Erfahrene Makler wissen, dass sie gegenüber den Bankmitarbeitern sichtbar und präsent sein müssen und daran arbeiten müssen, sie in ihrer Tätigkeit zu schulen, aber auch in der Lage zu sein, ihnen aus dem Weg zu gehen, wenn sie mit ihren Bankaufgaben beschäftigt sind. Viele von ihnen werden Großhändler und andere Produktverkäufer einladen, den Mitarbeitern ein Mittagessen mitzubringen und dann zu erklären, wie ihre Produkte den Bankkunden zugutekommen können.

Broker in einem Bankenumfeld müssen oft zusätzliche Anstrengungen unternehmen, um ihren Kunden klar zu machen, dass ihr Angebot im Gegensatz zu den regulären Bankkonten nicht von der Federal Deposit Insurance Corporation (FDIC) versichert ist.

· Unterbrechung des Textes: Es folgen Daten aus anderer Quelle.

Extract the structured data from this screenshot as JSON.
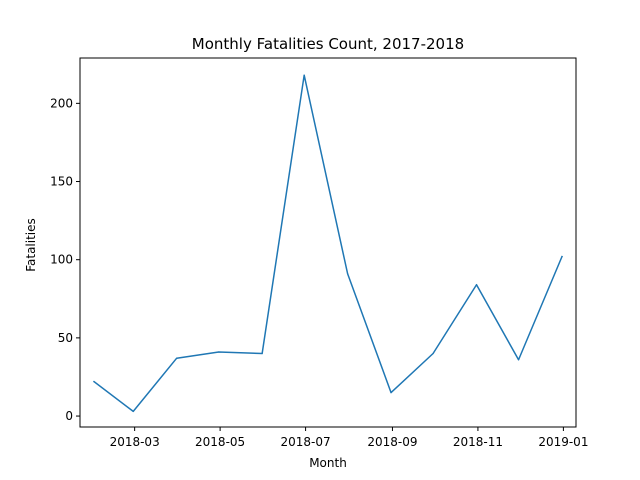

Bankmakler können auch erwarten, mit einer konservativeren Kundschaft zusammenzuarbeiten, als sie anderswo antreffen werden, und viele von ihnen verlassen sich stark auf feste Renten und andere risikoarme Produkte, um ihr Geschäft aufzubauen. Aber Bankmakler entgehen in der Regel den hohen Verkaufsquoten und dem Druck, Produkte zu verkaufen, denen diejenigen, die bei anderen Full-Service-Unternehmen arbeiten, ausgesetzt sind.

Baukundschaft

Wo immer ein junger Makler landet, ist der Kern seiner Bemühungen der Aufbau eines Geschäftsbuchs. Es gibt viele Möglichkeiten, Kunden zu suchen, darunter:

  • Ein Telefonbuch und ein Befehl zum "Lächeln und Wählen", was bedeutet, Kaltanrufe zu tätigen, um Konten zu eröffnen.
  • Eine Liste mit vorqualifizierten Interessenten, von denen aus Sie Kontakt aufnehmen können, um Geschäfte zu machen (Diese können Ihnen von Ihrer Firma gegeben oder von Marketingfirmen gekauft werden.)
  • Tippen Sie auf Verwandte oder Freunde, um Empfehlungen zu erhalten
  • Organisationsmitgliedschaften, wie die lokale Handelskammer, um sich zu vernetzen und potenzielle Kunden zu treffen.

Die Quintessenz

In der Finanzbranche gibt es heute mehr Möglichkeiten denn je für diejenigen, die bereit sind, hart zu arbeiten und sich mit den negativen Aspekten (lange Arbeitszeiten, hoher Stress) auseinanderzusetzen, die die Anfangsphase einer Karriere in diesem Bereich begleiten. Der moderne Börsenmakler hat mehrere Hauptbereiche, in denen er ein Geschäft aufbauen kann, muss jedoch vor seiner Ausübung die erforderlichen Lizenzen erwerben. Dieser gesamte Prozess kann ein zeitaufwändiges und kostspieliges Abenteuer sein, aber viele finden, dass die finanziellen Vorteile den anfänglichen Kampf wert sind.